Ernie Ball Cobalt Guitar Strings
[B]Pros:[B] Higher output, greater clarity, tuning stability, and longevity
Cons: Higher price, possibly more fret wear, harder on fingers
I've only got about two weeks worth of experience with these strings on my Fender Strat, so I'll update this post as I get more familiar with them should my experiences change. So far, here's what I've noticed.
Cobalt is a harder metal than Nickel, and that's noticeable right off the bat. They feel rougher to your fingers, but the difference isn't huge. If you're an experienced player with some callouses on your fingers, they won't pose any problem, but I could see how they might be a bit tougher on a beginner. This leads to my main worry: fret wear. While I don't think they'd drastically shorten the life of your frets/fretboard, I do think because it is harder, they will have some effect on it. How much, I can't say, and it'll probably be years before anyone can say for sure.
The output is noticeably higher as well. It's not a huge difference over steel or nickel, but it is something that you'll notice without having to A/B them. They also seem to have greater clarity over nickel and steel strings. You will especially notice this with chords, as you can hear the individual strings ring out better. Intonation doesn't seem to be any better or worse between these and nickel or steel. Also, sustain doesn't seem to be effected by these strings. For the record, my Fender Strat has a humbucker, alnico single coil, and a lace sensor pickup, and I've noticed increased output and clarity from all three pickup types.

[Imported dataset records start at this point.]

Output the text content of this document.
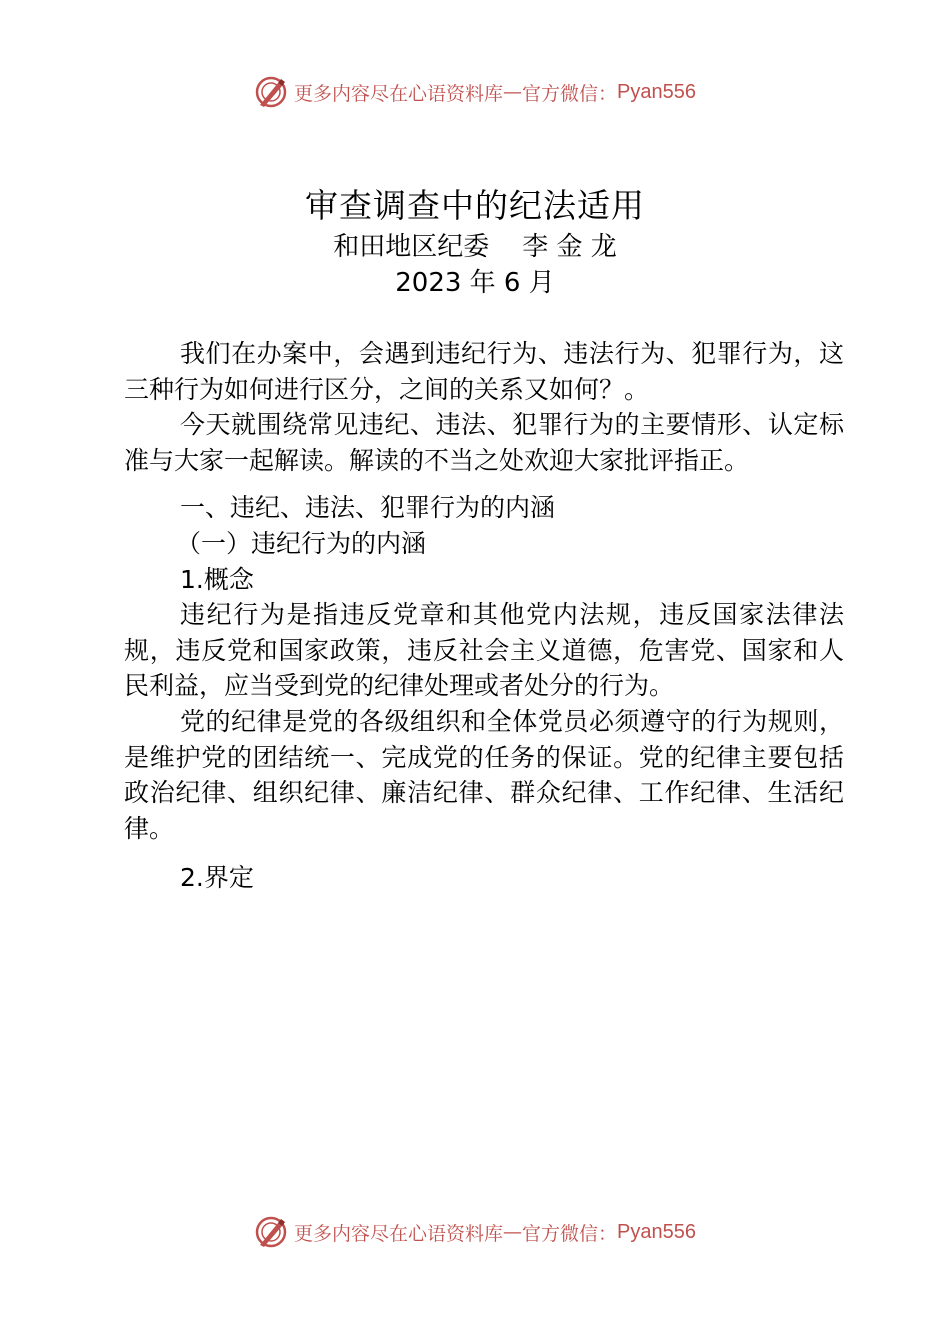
更多内容尽在心语资料库 — 官方微信： Pyan556
审查调查中的纪法适用
和田地区纪委    李 金 龙
2023 年 6 月

我们在办案中，会遇到违纪行为、违法行为、犯罪行为，这三种行为如何进行区分，之间的关系又如何？。

今天就围绕常见违纪、违法、犯罪行为的主要情形、认定标准与大家一起解读。解读的不当之处欢迎大家批评指正。

一、违纪、违法、犯罪行为的内涵

（一）违纪行为的内涵

1.概念

违纪行为是指违反党章和其他党内法规，违反国家法律法规，违反党和国家政策，违反社会主义道德，危害党、国家和人民利益，应当受到党的纪律处理或者处分的行为。

党的纪律是党的各级组织和全体党员必须遵守的行为规则，是维护党的团结统一、完成党的任务的保证。党的纪律主要包括政治纪律、组织纪律、廉洁纪律、群众纪律、工作纪律、生活纪律。

2.界定

更多内容尽在心语资料库 — 官方微信： Pyan556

Another benefit is tuning stability. They seem to stay in tune slightly better than steel or nickel strings. Once again, nothing huge, but it's slightly noticeable. Not as big as a difference in this department as the other two, but it's there none the less.
They also seem to resist corrosion better. This may only be a perception thing. It's hard to say, as I'm not real familiar with them yet. The increased output and clarity from the get go could be skewing my view, but so far, they seem to sound newer longer and haven't yet shown any physical signs of corrosion (changing color) in two weeks of moderate use (about 1-3 hours a day). I usually notice my nickel D'Addario XL's starting to deteriorate in tone after a few days. They'll still sound good for a few weeks, but the first signs of change usually happen after the first three to seven days. With these cobalt strings, I've not noticed any change in almost two weeks. But since I'm not that familiar with them yet, so they may have changed and I just haven't noticed.
In conclusion, these strings are slightly better than any other string I've used before in just about every category. I'd recommend them to anyone trying to maximze their tone, which means these will be my go to strings for recording. Due to their harder metal and the fear of shortening fret life, I not going to use them as my daily strings just yet. I'm going to keep them on my Fender Strat for a year or so to make sure they don't tear it up before switching brands on some of my more expensive guitars. My impressions are that they shouldn't induce any noticeable extra wear, but I want to be certain before I commit to them fully. If my suspicions are correct that they don't wear out my frets any faster, I'll switch them out on all guitars full time. In the mean time, I have no qualms about setting up any guitar with these strings for recording purposes.
So it appear that two weeks is about as much as I can get out of these strings, tone wise. After that, the tone noticeably dulls. With my old nickel strings, I'd get about one week, so these last maybe twice as long? I will typically keep them on a guitar for months, unless I'm going to record or play a gig somewhere, so the slower corrosion is definitely a plus! I also just bought some more, and will probably switch out all my guitars as my current supply of nickel strings gets used up.